A Collaborative Research and Public Outreach Project (2018-19)
Panel Discussions beginning at 5:00 p.m. and 7:00 p.m.
How can the Anthropocene become a concept that activates the way we engage with global change? How can local narratives of the Anthropocene become graspable along the Mississippi River?
The project Mississippi. An Anthropocene River explores the vast but patchy areas of the Mississippi River in their changing spatio-temporal formations, making them legible as a critical zone of habitation and long-term interaction between humans and the environment. From October 2018 to November 2019, interdisciplinary groups of researchers, artists and stakeholders from civil society will investigate the river basin in order to develop local approaches to issues of planetary change, forging new methods of transdisciplinary research and education. At this kickoff symposium, Jeremy Bolen, Bruce Braun, Nicholas Brown, Matthew Fluharty, Brian Holmes, John Kim, Sarah Lewison, Joseph Underhill and Andrew Yang will discuss their perspectives, initiatives, and practices linked to the project.
5:00 p.m. | Welcome
5:30 p.m. | Session 1: How can the Anthropocene become a concept that activates the way we engage with planetary change?
With Bruce Braun, Nicholas Brown, Matthew Fluharty, Brian Holmes, Roopali Phadke, and Andrew Yang
7:00 p.m. | Session 2: How can local narratives of the Anthropocene become graspable along the Mississippi River?
With Jeremy Bolen, Ryan Griffis, Sarah Lewison, and Joseph Underhill
8:30 p.m. | Reception
The symposium is a joint collaboration between Haus der Kulturen der Welt, Berlin (HKW), the Max Planck Institute for the History of Science, Berlin (MPIWG), and the Weisman Art Museum (WAM).
Mississippi. An Anthropocene River is developed and organized by HKW and MPIWG in collaboration with numerous international partners.

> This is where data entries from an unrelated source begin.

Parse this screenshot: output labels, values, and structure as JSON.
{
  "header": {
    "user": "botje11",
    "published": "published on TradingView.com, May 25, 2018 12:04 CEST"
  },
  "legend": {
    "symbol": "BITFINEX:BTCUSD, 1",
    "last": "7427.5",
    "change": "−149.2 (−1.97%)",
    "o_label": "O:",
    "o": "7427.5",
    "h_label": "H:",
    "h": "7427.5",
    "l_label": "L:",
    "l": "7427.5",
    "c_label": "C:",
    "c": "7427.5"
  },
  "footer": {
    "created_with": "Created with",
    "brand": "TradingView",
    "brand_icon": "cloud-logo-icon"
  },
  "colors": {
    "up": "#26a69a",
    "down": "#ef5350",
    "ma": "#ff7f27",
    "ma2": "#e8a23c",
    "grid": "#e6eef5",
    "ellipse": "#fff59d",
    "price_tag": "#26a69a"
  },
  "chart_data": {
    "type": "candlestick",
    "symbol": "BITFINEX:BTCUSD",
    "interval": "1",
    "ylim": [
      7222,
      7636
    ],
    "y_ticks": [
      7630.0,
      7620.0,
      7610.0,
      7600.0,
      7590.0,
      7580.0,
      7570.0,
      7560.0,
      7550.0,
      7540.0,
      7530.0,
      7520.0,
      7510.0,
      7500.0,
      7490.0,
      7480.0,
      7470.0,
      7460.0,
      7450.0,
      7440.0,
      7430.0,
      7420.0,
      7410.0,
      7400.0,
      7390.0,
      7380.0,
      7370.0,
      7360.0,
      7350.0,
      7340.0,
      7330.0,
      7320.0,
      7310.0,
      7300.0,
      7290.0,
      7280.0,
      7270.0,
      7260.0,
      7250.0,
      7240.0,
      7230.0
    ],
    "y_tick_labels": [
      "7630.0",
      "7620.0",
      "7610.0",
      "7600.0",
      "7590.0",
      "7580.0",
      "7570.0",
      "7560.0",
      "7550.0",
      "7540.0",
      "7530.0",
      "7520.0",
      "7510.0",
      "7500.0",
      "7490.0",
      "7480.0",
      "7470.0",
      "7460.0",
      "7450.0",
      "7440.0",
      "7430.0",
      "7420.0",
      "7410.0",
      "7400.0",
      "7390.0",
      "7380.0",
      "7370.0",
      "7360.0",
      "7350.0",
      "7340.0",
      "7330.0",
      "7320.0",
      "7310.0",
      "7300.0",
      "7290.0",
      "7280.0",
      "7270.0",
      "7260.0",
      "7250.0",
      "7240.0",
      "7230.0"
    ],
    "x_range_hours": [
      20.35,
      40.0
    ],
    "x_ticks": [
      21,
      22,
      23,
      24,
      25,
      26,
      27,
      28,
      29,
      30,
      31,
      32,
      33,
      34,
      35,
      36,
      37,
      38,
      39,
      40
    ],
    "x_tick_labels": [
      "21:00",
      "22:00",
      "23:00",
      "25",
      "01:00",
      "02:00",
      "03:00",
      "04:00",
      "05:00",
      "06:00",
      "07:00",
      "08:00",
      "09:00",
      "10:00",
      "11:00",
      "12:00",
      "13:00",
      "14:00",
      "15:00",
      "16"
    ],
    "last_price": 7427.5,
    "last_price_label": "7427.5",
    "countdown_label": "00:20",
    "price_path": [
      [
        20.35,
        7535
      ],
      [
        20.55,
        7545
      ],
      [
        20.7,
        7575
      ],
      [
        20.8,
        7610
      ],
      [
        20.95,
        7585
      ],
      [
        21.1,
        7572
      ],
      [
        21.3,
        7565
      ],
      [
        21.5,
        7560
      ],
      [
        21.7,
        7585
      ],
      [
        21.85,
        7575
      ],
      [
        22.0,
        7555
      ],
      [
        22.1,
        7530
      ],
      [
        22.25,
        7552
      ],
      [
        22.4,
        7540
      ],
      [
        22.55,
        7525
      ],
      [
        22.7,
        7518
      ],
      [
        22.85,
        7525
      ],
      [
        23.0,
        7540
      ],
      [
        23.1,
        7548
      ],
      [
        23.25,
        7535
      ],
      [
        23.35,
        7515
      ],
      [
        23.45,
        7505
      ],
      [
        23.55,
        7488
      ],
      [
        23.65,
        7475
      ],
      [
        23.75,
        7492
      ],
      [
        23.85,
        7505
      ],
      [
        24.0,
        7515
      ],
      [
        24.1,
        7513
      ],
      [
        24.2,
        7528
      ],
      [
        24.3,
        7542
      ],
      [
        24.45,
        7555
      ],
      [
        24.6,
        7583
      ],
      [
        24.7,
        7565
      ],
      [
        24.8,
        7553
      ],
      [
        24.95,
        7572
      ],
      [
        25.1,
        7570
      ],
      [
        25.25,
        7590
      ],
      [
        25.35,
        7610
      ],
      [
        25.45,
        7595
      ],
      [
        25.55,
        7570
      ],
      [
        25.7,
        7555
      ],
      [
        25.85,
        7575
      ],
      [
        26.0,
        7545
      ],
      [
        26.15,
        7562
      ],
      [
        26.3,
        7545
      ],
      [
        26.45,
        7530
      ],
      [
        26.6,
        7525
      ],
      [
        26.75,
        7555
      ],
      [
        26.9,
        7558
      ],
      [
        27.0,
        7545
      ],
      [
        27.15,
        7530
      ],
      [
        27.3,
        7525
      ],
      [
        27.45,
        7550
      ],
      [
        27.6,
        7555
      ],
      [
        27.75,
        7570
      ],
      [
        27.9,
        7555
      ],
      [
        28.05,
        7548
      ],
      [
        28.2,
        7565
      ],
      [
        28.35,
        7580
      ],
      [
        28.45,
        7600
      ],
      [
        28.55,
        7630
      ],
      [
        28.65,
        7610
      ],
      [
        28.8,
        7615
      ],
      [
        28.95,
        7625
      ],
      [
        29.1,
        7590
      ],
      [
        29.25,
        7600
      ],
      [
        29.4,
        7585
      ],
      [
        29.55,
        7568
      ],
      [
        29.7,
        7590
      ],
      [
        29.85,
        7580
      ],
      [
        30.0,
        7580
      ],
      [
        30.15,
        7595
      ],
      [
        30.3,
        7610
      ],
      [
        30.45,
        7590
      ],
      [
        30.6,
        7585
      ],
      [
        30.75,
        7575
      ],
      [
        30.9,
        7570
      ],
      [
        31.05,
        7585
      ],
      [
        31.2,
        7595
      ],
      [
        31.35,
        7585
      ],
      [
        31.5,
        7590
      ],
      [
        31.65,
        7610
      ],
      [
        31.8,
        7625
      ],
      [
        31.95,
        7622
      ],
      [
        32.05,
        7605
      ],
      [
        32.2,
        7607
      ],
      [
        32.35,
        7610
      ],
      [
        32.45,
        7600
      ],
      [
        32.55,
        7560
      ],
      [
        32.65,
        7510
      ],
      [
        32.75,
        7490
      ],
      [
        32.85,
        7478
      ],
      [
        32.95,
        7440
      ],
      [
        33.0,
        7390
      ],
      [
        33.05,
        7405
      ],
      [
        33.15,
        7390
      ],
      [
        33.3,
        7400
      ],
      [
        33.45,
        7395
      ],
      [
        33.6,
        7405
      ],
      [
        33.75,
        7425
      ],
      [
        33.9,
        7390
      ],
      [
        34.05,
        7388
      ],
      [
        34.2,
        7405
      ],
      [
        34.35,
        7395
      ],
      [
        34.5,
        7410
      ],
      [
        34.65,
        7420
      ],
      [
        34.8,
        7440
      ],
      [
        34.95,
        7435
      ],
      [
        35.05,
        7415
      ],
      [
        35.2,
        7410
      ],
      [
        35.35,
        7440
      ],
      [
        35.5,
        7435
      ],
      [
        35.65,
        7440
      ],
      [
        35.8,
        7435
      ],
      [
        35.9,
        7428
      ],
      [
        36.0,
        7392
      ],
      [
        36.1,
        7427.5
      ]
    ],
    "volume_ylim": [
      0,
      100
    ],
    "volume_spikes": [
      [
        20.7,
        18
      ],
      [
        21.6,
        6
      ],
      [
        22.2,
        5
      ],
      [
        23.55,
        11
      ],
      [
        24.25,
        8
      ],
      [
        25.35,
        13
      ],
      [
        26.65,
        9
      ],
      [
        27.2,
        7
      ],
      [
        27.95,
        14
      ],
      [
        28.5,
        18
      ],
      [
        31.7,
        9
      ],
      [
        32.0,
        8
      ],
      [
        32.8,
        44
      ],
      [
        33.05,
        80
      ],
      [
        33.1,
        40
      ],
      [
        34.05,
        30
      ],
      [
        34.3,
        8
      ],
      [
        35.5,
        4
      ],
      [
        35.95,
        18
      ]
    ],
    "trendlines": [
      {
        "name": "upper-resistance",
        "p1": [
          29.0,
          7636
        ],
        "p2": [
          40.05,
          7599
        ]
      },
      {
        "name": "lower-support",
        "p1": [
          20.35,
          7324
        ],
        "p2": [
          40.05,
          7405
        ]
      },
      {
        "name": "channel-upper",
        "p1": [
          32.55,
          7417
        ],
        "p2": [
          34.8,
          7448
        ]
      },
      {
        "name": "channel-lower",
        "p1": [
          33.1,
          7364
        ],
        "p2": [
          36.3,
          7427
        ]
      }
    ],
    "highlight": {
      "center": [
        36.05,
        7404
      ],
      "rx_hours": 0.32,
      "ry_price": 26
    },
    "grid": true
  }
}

It is a part of the Anthropocene Curriculum (since 2013), an international long-term project for experimental forms of Anthropocene research and education.
The project Mississippi. An Anthropocene River is a part of the “Year of German-American Friendship” initiative in 2018/19. The “Year of German-American Friendship” is a comprehensive and collaborative initiative of the Federal Foreign Office, the Goethe-Institute, and with support of the Federation of German Industries (BDI), highlighting the decades long relationship grounded in common values, interests, and goals.